The Philippines has its own massage technique called hilot. While the other previous massages mostly appeal to people looking to relax and destress, the hilot prioritizes its intention to heal and alleviate pain. This is because hilot is closely associated with, and practiced by folk healers called the albularyo or manghihilot.

It is also believed that paghihilot can be traced back to the pre-colonial babaylan. The babaylan were local shamans in communities who acted as intercessors between the material and spiritual plains. This indicates that hilot addressed more than the physical ailments, but also spiritual concerns – an element that is still present in the modern panghihilot.

It’s misleading and derogatory to dismiss both the albularyo and manghihilot as quack doctors practicing pseudoscience. The advancement of medicine and science has painted them in a negative light. However, the existence of the Philippine Institute of Traditional and Alternative Healthcare (PITAHC) which is recognized by the Philippine government, proves that hilot massage techniques and practitioners are not a dying aspect of the Filipino culture.

What are the benefits?

Hilot primarily targets physical pains caused by lamig. Lamig is a Filipino word for muscle spasm. An albularyo can identify these spots on the body by feeling these hardened muscles with their hands. The healer will also sometimes use special oils such as eucalyptus that give off heat to soften these muscles so they will respond better when massaged.

Besides providing physical wellness, the PITAHC claims that this can also address “mental, emotional, and spiritual aspects” with the use of other folk medicine paraphernalia such as medicinal plants.

Basics Massage Techniques You Can Try

While you can always call your physical wellness clinic to have your muscle spasms and pains checked by a licensed professional, it’s also great to know a few massage techniques you can do at home if you’re looking for a quick solution.

Below are some easy-to-do techniques that you can do safely alone or with the help of another person.

The following are a few basic unique Filipino hand strokes in that you need to know before trying it at home. These are also included in a module developed by the Technical Education Skills Development Authority (TESDA):

1. Hagod

A technique done with an open palm and fingers spread out which are used to apply long deep strokes with strong pressure through the body, identifying the locations of the lamig or muscle spasms on the back. Remember to avoid the spinal area when doing this technique.

2. Haplos

Short, gentle strokes done with an open palm and fingers spread out after the hagod to help the muscles relax after being applied pressure.

3. Pindot

A 5-second application of pressure directly on the lamig concentrations to break them down. This is done using the two thumbs placed not more than 1 inch from each other.

4. Pisil

A squeezing hand movement using the thumb and the index finger to release the energy within the body.

5. Piga

A technique to spread heat in the body to spread out the melted lamig concentrations after performing pindot and pisil.

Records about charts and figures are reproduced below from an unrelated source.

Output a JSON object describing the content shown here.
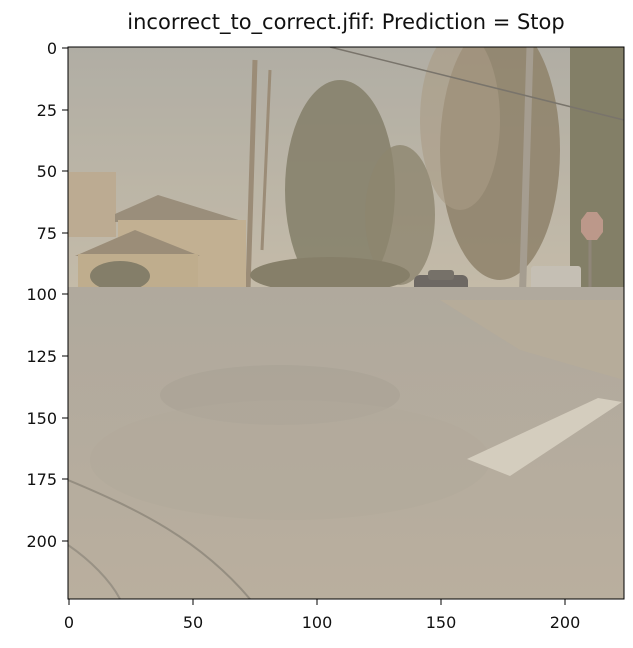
{
  "title": "incorrect_to_correct.jfif: Prediction = Stop",
  "x_ticks": [
    "0",
    "50",
    "100",
    "150",
    "200"
  ],
  "y_ticks": [
    "0",
    "25",
    "50",
    "75",
    "100",
    "125",
    "150",
    "175",
    "200"
  ]
}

If one technique seems inadequate to alleviate your muscle pains, you can combine all of these hand techniques with herbal materials such as banana leaves. This “banana leaf method” was described by DOH’s Dr. Jaime Tan in the article cited previously.

To perform this method:

  1. Start by creating long strips of banana leaves.
  2. Drenched the banana leaves in warmed virgin coconut oil
  3. Applied the banana strips on the body with pressure, gliding them to different parts such as the side of the arms. The area where the banana leaf stops moving indicates that there is an “energy block”.

The five basic massage techniques can then be performed on this particular area to eradicate the lamig or muscle pain. If you are interested to learn more about medicinal plants and its uses, check out PITAHC’s full guide.

While it’s still unclear how much longer people will practice a sedentary lifestyle during the lockdown, you can still consult your physical and therapy experts. But if you need quick healing, you can definitely try these traditional and folk medical practices.

To maximize the benefits of these home remedies, always consult and set an appointment with your doctor to ensure that you’re always on top of your health.